KOKE‘E — Allie Cabrera describes herself as the “queen of the road,” due to her almost-daily trips from Lihu‘e to Koke‘e State Park, and onto the Camp 10 Road. She could also be described as the current Kaua‘i “queen of mosquito trapping.”
As a field associate for the Kaua‘i Forest Bird Recovery Project, Cabrera spends her days checking two types of mosquito traps and visiting pools of standing water to catch the insects and treat water-filled road potholes, ditches and other stagnant bodies of water to kill off any mosquito larvae they harbor.
“My main objective is to monitor the abundance and distribution of the southern house mosquito, which is the species that carries avian malaria,” Cabrera explained. The disease-carrying mosquitoes are responsible for the perilous state of the Hawaiian honeycreeper, the ‘akikiki, which has fewer than 40 individuals left in the wild.
KFBRP has been on the forefront of collecting mosquito data for more than 10 years, building on a data set collected previously by the U.S. Geological Survey.
Dr. Lisa “Cali” Crampton, the KFBRP project leader, said, “Kaua‘i, being a lower-elevation island, was thought to be the canary in the coal mine for the advance of avian malaria into forest-bird habitat.
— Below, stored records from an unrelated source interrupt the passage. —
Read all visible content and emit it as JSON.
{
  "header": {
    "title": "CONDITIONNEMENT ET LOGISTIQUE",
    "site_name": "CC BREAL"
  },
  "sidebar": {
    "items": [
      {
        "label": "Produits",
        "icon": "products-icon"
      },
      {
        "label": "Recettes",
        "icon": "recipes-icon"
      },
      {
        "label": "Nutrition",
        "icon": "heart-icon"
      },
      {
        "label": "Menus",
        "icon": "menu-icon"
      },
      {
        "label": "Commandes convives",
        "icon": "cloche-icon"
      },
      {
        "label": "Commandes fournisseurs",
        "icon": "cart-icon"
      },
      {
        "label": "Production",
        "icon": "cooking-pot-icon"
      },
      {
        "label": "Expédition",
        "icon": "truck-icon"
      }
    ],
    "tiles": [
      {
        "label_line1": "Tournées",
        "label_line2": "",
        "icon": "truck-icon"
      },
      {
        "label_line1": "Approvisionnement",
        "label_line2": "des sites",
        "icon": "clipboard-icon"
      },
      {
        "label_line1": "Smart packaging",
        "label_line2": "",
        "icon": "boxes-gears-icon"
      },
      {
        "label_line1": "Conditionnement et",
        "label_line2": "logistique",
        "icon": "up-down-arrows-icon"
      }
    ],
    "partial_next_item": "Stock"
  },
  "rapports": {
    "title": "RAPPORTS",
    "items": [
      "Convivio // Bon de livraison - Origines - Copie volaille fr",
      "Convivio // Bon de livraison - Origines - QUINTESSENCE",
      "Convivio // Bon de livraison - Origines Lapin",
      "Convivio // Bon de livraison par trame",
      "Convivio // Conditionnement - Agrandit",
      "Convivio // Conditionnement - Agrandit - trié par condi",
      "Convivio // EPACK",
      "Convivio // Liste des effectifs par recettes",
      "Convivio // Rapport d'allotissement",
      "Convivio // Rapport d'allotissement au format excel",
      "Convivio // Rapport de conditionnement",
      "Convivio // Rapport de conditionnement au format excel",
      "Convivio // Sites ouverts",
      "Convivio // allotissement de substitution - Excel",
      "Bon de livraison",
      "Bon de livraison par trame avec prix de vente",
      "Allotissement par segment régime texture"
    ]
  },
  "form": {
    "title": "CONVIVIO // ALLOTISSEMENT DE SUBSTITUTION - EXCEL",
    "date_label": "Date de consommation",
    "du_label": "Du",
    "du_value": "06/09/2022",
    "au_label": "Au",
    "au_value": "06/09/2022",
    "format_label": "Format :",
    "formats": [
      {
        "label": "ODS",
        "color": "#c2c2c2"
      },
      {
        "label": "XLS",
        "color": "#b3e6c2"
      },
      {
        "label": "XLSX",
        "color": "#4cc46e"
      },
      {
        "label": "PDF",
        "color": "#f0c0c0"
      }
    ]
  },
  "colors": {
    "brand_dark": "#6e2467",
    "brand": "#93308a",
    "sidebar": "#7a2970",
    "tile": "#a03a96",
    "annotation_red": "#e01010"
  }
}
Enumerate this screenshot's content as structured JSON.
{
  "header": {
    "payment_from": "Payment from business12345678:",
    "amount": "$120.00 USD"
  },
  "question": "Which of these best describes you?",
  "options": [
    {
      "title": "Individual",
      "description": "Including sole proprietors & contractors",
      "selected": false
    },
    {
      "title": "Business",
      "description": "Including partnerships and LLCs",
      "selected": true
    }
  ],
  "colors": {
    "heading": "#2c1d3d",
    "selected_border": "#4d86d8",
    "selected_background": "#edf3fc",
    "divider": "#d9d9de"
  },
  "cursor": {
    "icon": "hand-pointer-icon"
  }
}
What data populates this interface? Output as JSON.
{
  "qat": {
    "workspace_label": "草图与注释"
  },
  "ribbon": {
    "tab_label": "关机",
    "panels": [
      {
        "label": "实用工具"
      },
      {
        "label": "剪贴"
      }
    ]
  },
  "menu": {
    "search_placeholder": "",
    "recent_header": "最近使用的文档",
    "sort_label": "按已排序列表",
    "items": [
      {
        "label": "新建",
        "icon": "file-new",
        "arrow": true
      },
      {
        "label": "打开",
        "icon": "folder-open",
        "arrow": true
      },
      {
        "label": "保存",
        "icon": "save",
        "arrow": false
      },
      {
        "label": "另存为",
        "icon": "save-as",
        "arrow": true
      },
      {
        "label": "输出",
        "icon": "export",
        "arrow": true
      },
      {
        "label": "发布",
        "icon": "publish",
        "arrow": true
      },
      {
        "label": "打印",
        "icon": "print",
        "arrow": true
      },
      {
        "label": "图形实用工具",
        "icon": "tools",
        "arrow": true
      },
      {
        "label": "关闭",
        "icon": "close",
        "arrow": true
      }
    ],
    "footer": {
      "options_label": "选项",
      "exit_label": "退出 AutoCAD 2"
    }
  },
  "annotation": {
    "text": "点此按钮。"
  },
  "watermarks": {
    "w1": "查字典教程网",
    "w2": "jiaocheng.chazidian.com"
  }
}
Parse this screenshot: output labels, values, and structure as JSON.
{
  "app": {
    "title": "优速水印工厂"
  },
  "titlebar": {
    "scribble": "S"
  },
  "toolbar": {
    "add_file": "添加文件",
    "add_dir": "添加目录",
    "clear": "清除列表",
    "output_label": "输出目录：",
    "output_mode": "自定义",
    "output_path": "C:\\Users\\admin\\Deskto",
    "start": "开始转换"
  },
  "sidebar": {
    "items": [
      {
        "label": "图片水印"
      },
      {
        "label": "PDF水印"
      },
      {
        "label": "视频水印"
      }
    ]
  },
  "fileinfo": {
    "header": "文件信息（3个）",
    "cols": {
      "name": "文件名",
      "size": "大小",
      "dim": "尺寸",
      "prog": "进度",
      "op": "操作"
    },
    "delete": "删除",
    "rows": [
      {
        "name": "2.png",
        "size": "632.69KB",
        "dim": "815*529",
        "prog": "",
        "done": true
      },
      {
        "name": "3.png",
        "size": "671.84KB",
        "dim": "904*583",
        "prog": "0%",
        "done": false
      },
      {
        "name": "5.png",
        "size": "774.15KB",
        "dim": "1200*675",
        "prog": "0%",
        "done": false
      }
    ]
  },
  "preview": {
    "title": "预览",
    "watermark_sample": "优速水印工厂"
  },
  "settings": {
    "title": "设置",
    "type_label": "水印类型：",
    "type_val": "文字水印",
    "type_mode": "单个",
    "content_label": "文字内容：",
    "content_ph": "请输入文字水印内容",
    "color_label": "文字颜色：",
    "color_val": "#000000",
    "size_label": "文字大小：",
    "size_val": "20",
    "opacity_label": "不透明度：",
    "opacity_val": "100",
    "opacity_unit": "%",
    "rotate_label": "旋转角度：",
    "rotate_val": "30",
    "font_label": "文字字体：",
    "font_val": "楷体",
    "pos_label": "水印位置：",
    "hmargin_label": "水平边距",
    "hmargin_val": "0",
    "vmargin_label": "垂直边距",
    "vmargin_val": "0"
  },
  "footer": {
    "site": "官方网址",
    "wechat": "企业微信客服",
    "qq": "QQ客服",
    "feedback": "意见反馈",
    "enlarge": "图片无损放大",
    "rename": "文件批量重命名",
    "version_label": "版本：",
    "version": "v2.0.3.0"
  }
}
Other projects on other islands were in areas where native forest birds were thought to be more out of reach of avian malaria, so they started their survey programs later than ours.”
On Kaua‘i, Maui, and Hawai‘i Island, mosquito-trapping surveys now have a sense of urgency, with three species of honeycreepers (‘akikiki, ‘akeke‘e, kiwikiu) on the precipice of extinction in the wild in under five years. Several other honeycreeper species are not far behind.
“Once upon a time you would have found ‘akikiki throughout our forests. When I first joined this project in 2010 you could frequently see the birds on the famous Alaka‘i Swamp boardwalk, and now they have receded into the deepest, most-remote mountainous regions, as a result largely of mosquito-borne disease,” Crampton said.
Across the state, out in the forests and on some private land, teams are using two types of traps to help inform potential landscape-scale mosquito management. One is a carbon dioxide trap that attracts blood-seeking female mosquitoes, and the other is called a gravid trap, which uses a stinky-water solution to trap mosquitoes ready to lay eggs.
On Kaua‘i, the KFBRP team runs eight of each trap type at three different locations. Once a female southern house mosquito is trapped by either trap type, they are put into small test tubes. The samples are sent to labs where they are tested for the presence of avian malaria.
“When we first started this there was not much avian malaria up on the Alaka‘i Plateau — zero out of 10, or maybe one out of 10 mosquitoes tested positive. Now, we see as many as four out of 10 testing for avian malaria now that the disease dynamics have started to ramp up on the plateau,” said Crampton.
Just last week, a single ‘akikiki was rescued in an area that used to have an abundance of the birds. It’s believed the bird, named Carrot, is one of two remaining in an area that as few as seven years ago had more than 70 birds.
Mosquito-trapping this year will help the group of government and non-governmental organizations that have banded together as the Birds, Not Mosquitoes collaborative decide how and where to distribute incompatible male mosquitoes into forest habitats most severely impacted by avian malaria.
Male mosquitoes do not bite or transmit disease, and when incompatible males breed with wild female mosquitoes, no viable eggs are produced. It’s “mosquito birth control,” which causes mosquito populations to decline.
Later this year, draft environmental assessments are expected to be released for public comment on mosquito-suppression projects on Kaua‘i and Maui. The Kaua‘i project is being proposed by the state Department of Land and Natural Resources, while the Maui project is being proposed by the National Park Service and DLNR.
“I feel proud and honored to do this work in such a special place,” Cabrera said. “It means the world to me. I take this job very seriously, as I feel we are doing really important work and hopefully helping to save these forest birds.”